BANGKOK — Four days into a massive flooding crisis that has killed 11 across much of the country, prime minister and junta leader Prayuth Chan-ocha said Tuesday he would visit the affected region.
Following criticism his government has been slow to take action and indifferent to the suffering, Prayuth told reporters at Government House today that he has been waiting for the right time to go himself.
“I have planned it since the first day of the flood, but I had to consult with related agencies first, including the Cabinet,” Gen.

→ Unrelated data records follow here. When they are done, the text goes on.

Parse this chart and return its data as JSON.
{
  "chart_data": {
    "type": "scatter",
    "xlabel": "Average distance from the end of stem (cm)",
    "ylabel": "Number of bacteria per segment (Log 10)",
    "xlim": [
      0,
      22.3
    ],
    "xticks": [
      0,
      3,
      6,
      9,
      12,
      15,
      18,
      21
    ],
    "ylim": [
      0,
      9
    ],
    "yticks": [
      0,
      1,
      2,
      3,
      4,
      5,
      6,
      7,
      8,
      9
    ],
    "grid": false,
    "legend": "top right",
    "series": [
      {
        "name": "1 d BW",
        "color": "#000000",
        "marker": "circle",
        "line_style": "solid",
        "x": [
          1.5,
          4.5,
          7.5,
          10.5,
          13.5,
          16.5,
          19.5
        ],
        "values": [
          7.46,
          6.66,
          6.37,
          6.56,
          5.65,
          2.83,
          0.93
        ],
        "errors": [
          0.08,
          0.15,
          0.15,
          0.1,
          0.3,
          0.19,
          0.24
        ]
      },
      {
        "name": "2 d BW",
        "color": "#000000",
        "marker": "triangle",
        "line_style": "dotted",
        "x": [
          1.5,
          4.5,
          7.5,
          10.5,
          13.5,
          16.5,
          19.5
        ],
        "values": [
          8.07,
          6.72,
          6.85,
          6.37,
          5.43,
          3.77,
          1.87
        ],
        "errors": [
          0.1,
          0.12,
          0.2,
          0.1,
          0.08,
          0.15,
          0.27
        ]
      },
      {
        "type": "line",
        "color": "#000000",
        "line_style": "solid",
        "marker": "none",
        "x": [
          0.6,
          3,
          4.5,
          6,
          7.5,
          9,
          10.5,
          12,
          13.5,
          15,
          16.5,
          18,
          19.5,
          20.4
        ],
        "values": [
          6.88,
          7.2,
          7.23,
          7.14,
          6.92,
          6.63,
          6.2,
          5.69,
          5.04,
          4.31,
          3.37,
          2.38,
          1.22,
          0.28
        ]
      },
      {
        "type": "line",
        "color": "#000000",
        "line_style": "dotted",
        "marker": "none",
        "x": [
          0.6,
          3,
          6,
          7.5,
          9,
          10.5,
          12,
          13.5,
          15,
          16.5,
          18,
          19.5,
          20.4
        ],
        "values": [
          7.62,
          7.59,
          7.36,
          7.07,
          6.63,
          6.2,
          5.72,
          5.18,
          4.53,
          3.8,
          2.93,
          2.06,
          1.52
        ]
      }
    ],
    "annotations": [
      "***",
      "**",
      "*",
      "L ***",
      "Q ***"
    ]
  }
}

Prayuth said after his weekly Cabinet meeting. “Because if I visited the area [without preparation], it would be chaos.”
On Monday the government approved an emergency fund of 35 million baht to assist flood victims as officials struggle to contain the situation and provide assistance in a crisis which has now claimed 11 lives.
The fund approved includes 50,000 baht payouts to families of the deceased, according to deputy Prime Minister Omsin Chivapruek, along with compensation for homes damaged or destroyed.

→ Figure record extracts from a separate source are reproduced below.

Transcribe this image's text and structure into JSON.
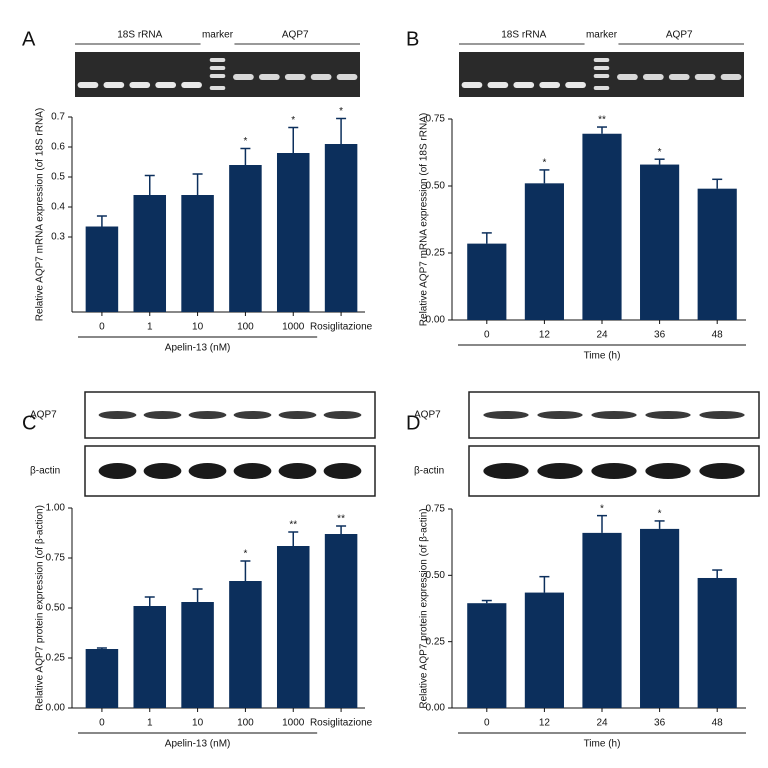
{
  "chart_data": [
    {
      "type": "bar",
      "panel": "A",
      "gel_labels": [
        "18S rRNA",
        "marker",
        "AQP7"
      ],
      "y_label": "Relative AQP7 mRNA expression (of 18S rRNA)",
      "x_label": "Apelin-13 (nM)",
      "categories": [
        "0",
        "1",
        "10",
        "100",
        "1000",
        "Rosiglitazione"
      ],
      "values": [
        0.335,
        0.44,
        0.44,
        0.54,
        0.58,
        0.61
      ],
      "errors": [
        0.035,
        0.065,
        0.07,
        0.055,
        0.085,
        0.085
      ],
      "annotations": [
        null,
        null,
        null,
        "*",
        "*",
        "*"
      ],
      "color": "#0c2f5c",
      "ylim": [
        0.05,
        0.7
      ],
      "yticks": [
        0.3,
        0.4,
        0.5,
        0.6,
        0.7
      ]
    },
    {
      "type": "bar",
      "panel": "B",
      "gel_labels": [
        "18S rRNA",
        "marker",
        "AQP7"
      ],
      "y_label": "Relative AQP7 mRNA expression (of 18S rRNA)",
      "x_label": "Time (h)",
      "categories": [
        "0",
        "12",
        "24",
        "36",
        "48"
      ],
      "values": [
        0.285,
        0.51,
        0.695,
        0.58,
        0.49
      ],
      "errors": [
        0.04,
        0.05,
        0.025,
        0.02,
        0.035
      ],
      "annotations": [
        null,
        "*",
        "**",
        "*",
        null
      ],
      "color": "#0c2f5c",
      "ylim": [
        0,
        0.75
      ],
      "yticks": [
        {
          "value": 0,
          "label": "0.00"
        },
        {
          "value": 0.25,
          "label": "0.25"
        },
        {
          "value": 0.5,
          "label": "0.50"
        },
        {
          "value": 0.75,
          "label": "0.75"
        }
      ]
    },
    {
      "type": "bar",
      "panel": "C",
      "gel_labels": [
        "AQP7",
        "β-actin"
      ],
      "y_label": "Relative AQP7 protein expression (of β-action)",
      "x_label": "Apelin-13 (nM)",
      "categories": [
        "0",
        "1",
        "10",
        "100",
        "1000",
        "Rosiglitazione"
      ],
      "values": [
        0.295,
        0.51,
        0.53,
        0.635,
        0.81,
        0.87
      ],
      "errors": [
        0.005,
        0.045,
        0.065,
        0.1,
        0.07,
        0.04
      ],
      "annotations": [
        null,
        null,
        null,
        "*",
        "**",
        "**"
      ],
      "color": "#0c2f5c",
      "ylim": [
        0,
        1
      ],
      "yticks": [
        {
          "value": 0,
          "label": "0.00"
        },
        {
          "value": 0.25,
          "label": "0.25"
        },
        {
          "value": 0.5,
          "label": "0.50"
        },
        {
          "value": 0.75,
          "label": "0.75"
        },
        {
          "value": 1,
          "label": "1.00"
        }
      ]
    },
    {
      "type": "bar",
      "panel": "D",
      "gel_labels": [
        "AQP7",
        "β-actin"
      ],
      "y_label": "Relative AQP7 protein expression (of β-actin)",
      "x_label": "Time (h)",
      "categories": [
        "0",
        "12",
        "24",
        "36",
        "48"
      ],
      "values": [
        0.395,
        0.435,
        0.66,
        0.675,
        0.49
      ],
      "errors": [
        0.01,
        0.06,
        0.065,
        0.03,
        0.03
      ],
      "annotations": [
        null,
        null,
        "*",
        "*",
        null
      ],
      "color": "#0c2f5c",
      "ylim": [
        0,
        0.75
      ],
      "yticks": [
        {
          "value": 0,
          "label": "0.00"
        },
        {
          "value": 0.25,
          "label": "0.25"
        },
        {
          "value": 0.5,
          "label": "0.50"
        },
        {
          "value": 0.75,
          "label": "0.75"
        }
      ]
    }
  ]
}
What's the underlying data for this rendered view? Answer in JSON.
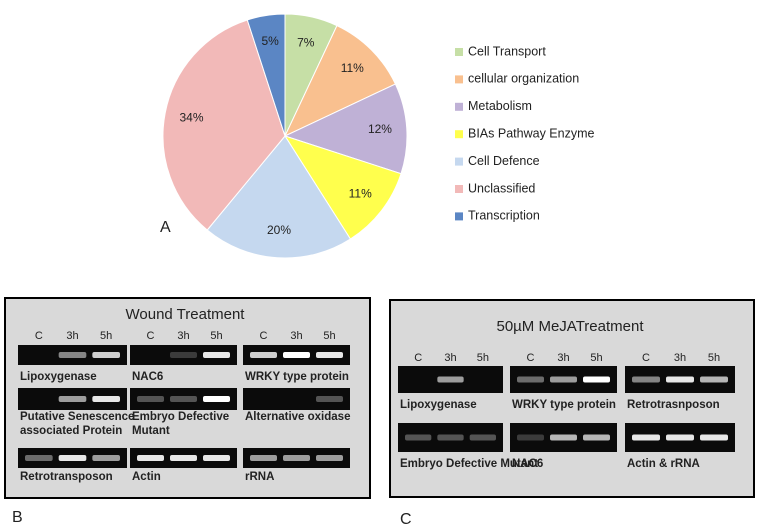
{
  "chart_data": {
    "type": "pie",
    "categories": [
      "Cell Transport",
      "cellular organization",
      "Metabolism",
      "BIAs Pathway Enzyme",
      "Cell Defence",
      "Unclassified",
      "Transcription"
    ],
    "values": [
      7,
      11,
      12,
      11,
      20,
      34,
      5
    ],
    "value_labels": [
      "7%",
      "11%",
      "12%",
      "11%",
      "20%",
      "34%",
      "5%"
    ],
    "colors": [
      "#c6dfa6",
      "#f9c08f",
      "#bfb1d6",
      "#ffff4d",
      "#c5d8ef",
      "#f2b9b8",
      "#5b86c4"
    ],
    "legend": "right"
  },
  "panel_labels": [
    "A",
    "B",
    "C"
  ],
  "panel_b": {
    "title": "Wound Treatment",
    "lanes": [
      "C",
      "3h",
      "5h"
    ],
    "gels": [
      {
        "label": [
          "Lipoxygenase"
        ]
      },
      {
        "label": [
          "NAC6"
        ]
      },
      {
        "label": [
          "WRKY type  protein"
        ]
      },
      {
        "label": [
          "Putative  Senescence",
          "associated Protein"
        ]
      },
      {
        "label": [
          "Embryo Defective",
          "Mutant"
        ]
      },
      {
        "label": [
          "Alternative oxidase"
        ]
      },
      {
        "label": [
          "Retrotransposon"
        ]
      },
      {
        "label": [
          "Actin"
        ]
      },
      {
        "label": [
          "rRNA"
        ]
      }
    ]
  },
  "panel_c": {
    "title": "50µM MeJATreatment",
    "lanes": [
      "C",
      "3h",
      "5h"
    ],
    "gels": [
      {
        "label": [
          "Lipoxygenase"
        ]
      },
      {
        "label": [
          "WRKY type  protein"
        ]
      },
      {
        "label": [
          "Retrotrasnposon"
        ]
      },
      {
        "label": [
          "Embryo  Defective  Mutant"
        ]
      },
      {
        "label": [
          "NAC6"
        ]
      },
      {
        "label": [
          "Actin & rRNA"
        ]
      }
    ]
  }
}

The latest known fatality took place Monday in Roi Et province – one of 19 provinces severely affected by what is believed to be the worst flood in decades – where officials say a 73-year-old man drowned.
By Tuesday noon, several dykes had breached in Roi Et province and large swaths of farmland had flooded. A road that connects Roi Et with Yasothorn was also partially flooded by the afternoon. Local residents and officials fear the flood may escalate during the next several days.

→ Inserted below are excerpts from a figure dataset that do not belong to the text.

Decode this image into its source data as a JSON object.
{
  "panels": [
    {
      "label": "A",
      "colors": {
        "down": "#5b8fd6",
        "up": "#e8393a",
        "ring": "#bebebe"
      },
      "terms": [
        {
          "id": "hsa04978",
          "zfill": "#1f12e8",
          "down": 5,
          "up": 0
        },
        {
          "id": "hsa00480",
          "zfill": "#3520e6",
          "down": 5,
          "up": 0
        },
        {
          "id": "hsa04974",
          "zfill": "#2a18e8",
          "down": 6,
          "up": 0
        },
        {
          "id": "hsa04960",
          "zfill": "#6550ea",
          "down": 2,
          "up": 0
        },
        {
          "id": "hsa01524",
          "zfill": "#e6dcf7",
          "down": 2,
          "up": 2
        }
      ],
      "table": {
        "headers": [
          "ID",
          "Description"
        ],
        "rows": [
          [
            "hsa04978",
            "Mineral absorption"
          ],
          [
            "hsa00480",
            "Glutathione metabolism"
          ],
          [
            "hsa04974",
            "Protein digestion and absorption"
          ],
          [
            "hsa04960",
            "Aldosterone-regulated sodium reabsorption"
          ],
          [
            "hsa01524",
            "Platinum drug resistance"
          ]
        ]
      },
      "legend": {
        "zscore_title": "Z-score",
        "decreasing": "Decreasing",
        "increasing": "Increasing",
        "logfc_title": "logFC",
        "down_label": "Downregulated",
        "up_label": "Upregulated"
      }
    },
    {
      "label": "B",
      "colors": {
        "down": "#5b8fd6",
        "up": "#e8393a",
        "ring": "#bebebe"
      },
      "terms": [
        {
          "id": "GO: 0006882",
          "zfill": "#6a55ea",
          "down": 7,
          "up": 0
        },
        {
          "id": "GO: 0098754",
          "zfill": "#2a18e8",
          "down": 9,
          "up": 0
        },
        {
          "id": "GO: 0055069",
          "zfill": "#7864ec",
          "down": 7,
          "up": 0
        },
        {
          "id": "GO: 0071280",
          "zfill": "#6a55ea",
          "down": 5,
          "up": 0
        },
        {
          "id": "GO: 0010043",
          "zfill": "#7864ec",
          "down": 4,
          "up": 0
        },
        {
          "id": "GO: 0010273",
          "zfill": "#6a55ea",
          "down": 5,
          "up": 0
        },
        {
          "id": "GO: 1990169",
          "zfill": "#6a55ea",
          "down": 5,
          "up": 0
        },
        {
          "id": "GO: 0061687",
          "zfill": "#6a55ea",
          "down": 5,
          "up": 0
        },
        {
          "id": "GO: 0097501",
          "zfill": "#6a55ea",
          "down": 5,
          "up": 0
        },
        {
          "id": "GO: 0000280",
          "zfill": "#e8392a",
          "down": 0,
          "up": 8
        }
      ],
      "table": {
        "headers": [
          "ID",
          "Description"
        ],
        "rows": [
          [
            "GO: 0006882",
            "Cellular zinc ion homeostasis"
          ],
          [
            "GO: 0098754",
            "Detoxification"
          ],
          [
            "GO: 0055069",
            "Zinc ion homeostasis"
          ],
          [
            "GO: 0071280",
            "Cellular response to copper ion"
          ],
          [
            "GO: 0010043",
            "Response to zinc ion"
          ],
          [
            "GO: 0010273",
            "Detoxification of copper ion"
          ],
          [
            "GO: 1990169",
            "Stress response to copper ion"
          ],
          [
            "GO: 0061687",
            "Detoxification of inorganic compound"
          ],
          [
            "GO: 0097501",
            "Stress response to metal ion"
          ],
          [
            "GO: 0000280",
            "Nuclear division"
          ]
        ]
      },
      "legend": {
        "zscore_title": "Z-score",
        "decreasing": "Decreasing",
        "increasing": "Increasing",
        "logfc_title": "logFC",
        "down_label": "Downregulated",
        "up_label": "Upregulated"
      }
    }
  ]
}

Although provinces in the north and central areas are impacted by flooding, the northeastern region of Isaan appears hardest hit, according to the director of the Geo-Informatics and Space Technology Development Agency.
“The most affected area is the northeastern region, followed by the central, the lower northern and the southern regions,” Arnon Sanitwong na Ayutthaya told reporters Tuesday. He added that the flood has spread to an area of 3 million rai (480,000 hectares).
The severity of flooding took many by surprise when it struck the province of Sakon Nakhon on Friday, after rainstorms brought by tropical storm Sonca caused a breach in a reservoir there. Much of the city remained flooded by Tuesday afternoon.
Among those who voiced their criticism at the perceived haphazard response to the flood is transparency activist Srisuwan Janya, who questioned why local disaster prevention agencies did not issue a timely warning.
Since those agencies failed to do their duty, they should be abolished so their budget should be distributed to the flood victims, Srisuwan said Tuesday.
He also said the government could have started handing out assistance much earlier because each provincial authority can withdraw up to 70 million baht from the central budget to spend on flood relief.
Speaking Tuesday, junta chairman Prayuth blamed the flood on unpredictable weather conditions and said officials should learn from the latest crisis.
When a reporter asked Prayuth to compare his administration’s response to the ongoing flood to that of the previous administration during massive flooding in 2011, the general said a comparison was inappropriate.
“They are different issues,” Prayuth said. “I don’t want to disrespect anyone because I was involved in both events … Don’t go back to the past. Let’s talk about the present. Give it the best.”
His comment struck a relatively conciliatory tone compared to his spokesman, Lt. Gen. Sansern Kaewkamnerd, who alleged the previous government mishandled relief operations during the flood of 2011.